Cupping is usually caused by moisture coming from underneath.


----------



## msv (Dec 4, 2009)

*first* of all, i don't see anything in your post related to DIY... this is a DIY forum....
*second*... Lack of moisture barrier under underlayment is installer's fault (although some underlayments - the ones with a plastic side and a foam side - have the moisture barrier- aka plastic side- included).
*third*... by the look of those two end joints, it isn't moisture causing it... that's water... only times i've seen laminate react like that was when water was present and infiltrated the joint between two boards. High moisture level would have affected your floor differently... first, the WHOLE floor would expand equally (in your first picture only those 2 end joints look affected), which contradicts the gaps. By expanding, the wood would push against the walls if no proper expansion space was left, and it would begin to lift somewhere in the middle of the floor, but the long joints would lift, not the end ones.(TOO MUCH space near the baseboards is not a bad thing, as long as moulding covers it. NOT ENOUGH on the other hand, will cause problems)
*fourth*... the gaps are probably an installer problem.* laminate FLOATING floors are supposed to be able to move freely AS ONE PIECE if the installation was done correctly and the locking system on each board was not damaged.. so if it expands, it expands as one piece, if it contracts , it contracts as one piece.* The free movement of some pieces might have been obstructed by heavy pieces of furniture or by nailing the shoemoulding through the floor into the subfloor, as opposed to nailing into baseboard(which is the correct way). 
My bet is that a little bit of everything i named above is contributing to your problem.
As far as fixing it.... i hope you mean replacing it, cause that's what it's gonna take. there was a thread earlier this month about re-using already installed laminate. you have to check with your manufacturer, but i'm pretty sure they won't warrant a floor that is reinstalled, as the locking mechanism might be damaged by either the first install or the tear out...
good luck.
Oh, one more question... when did you first start to notice these problems? because 9 weeks is a long time for the floor to acclimate and just then start reacting to conditions....

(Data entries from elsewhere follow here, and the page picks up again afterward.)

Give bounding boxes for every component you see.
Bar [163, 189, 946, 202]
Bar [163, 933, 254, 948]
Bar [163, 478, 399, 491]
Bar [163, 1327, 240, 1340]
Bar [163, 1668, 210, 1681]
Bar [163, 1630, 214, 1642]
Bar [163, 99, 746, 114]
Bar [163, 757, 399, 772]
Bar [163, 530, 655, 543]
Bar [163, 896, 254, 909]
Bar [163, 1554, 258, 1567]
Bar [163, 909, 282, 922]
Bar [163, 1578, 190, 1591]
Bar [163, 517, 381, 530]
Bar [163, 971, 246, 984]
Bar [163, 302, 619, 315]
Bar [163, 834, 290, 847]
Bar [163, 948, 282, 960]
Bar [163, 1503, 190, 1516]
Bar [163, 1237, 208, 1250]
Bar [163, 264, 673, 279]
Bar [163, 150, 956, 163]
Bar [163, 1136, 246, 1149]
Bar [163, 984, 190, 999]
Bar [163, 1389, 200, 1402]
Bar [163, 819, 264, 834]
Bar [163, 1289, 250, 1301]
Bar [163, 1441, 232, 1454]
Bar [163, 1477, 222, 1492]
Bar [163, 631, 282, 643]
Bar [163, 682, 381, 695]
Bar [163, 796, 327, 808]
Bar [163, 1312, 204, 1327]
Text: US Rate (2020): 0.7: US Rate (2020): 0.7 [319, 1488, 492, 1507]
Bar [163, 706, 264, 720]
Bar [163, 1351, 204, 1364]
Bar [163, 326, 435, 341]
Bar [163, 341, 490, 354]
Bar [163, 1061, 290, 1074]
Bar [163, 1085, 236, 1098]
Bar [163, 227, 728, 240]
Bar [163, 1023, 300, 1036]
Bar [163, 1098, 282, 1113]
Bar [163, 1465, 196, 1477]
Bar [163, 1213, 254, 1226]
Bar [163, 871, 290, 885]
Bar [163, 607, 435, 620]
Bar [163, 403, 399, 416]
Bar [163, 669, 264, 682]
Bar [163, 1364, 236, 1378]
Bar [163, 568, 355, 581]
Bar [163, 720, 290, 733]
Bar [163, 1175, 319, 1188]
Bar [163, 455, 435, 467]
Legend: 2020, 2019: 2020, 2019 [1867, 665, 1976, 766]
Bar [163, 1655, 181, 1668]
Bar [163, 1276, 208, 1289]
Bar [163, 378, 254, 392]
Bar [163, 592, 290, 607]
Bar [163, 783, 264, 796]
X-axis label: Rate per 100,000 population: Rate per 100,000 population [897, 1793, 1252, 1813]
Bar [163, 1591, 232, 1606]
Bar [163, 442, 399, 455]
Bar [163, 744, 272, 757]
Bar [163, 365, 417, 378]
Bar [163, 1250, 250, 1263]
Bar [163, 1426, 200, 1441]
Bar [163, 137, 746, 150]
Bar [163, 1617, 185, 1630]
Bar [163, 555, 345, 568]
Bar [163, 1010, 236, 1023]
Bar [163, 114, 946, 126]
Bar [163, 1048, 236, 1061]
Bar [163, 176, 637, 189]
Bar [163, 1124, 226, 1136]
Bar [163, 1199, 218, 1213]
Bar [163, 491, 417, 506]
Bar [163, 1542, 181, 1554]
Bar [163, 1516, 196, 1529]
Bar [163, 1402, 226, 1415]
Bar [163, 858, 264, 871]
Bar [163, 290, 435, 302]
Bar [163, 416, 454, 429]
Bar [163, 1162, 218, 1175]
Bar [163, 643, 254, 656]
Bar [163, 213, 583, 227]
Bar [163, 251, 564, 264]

I attached a picture so that you can see what cupping looks like (i admit mine is a little extreme:whistling2


----------



## alandal (Aug 8, 2010)

Hi, we just installed the laminate floor, which looks extremely like yours. Just wonder what brand is yours?

Also, the gaps showing in your pictures are not right. This type of floor is tongue-and-groove which should not leave that big gap (1/4 ") even under very moisture condition.

I'm worried about mine now ....


----------



## rusty baker (Feb 13, 2009)

Was your floor moisture-tested? Did the installer leave expansion gaps. Was there a moisture barrier used. Was the flooring installed according to the instructoins? Was it acclimated? If you can answer yes to all these questions, you probably will be ok as long as your floor doesn't get a lot of surface moisture.


----------



## canadaclub (Oct 19, 2006)

Hmm..pic 1 to me looks like water damage but pics 2 and 3 look more like an install flaw, maybe the floor edging was tacked down or something like baseboard or quarter round. To be fair to the installer, we have had an unpecendented amount of humidity in the area and can cause havoc to everything in a house. Especially laminate and MDF.


----------



## Vinnieman (Mar 26, 2013)

Is there any way to repair anything like moisture damage? I've detected something similar to my laminate, but I beleive it's a spill that no one noticed, (damn kids!) and now the surface of my laminate is puffed up from water seeping into the joints. I'm assuming I'm S.O.L.


----------



## joecaption (Nov 30, 2011)

Vinniman please go back and add your own post, To confusing trying to keep the ansewers straight.


----------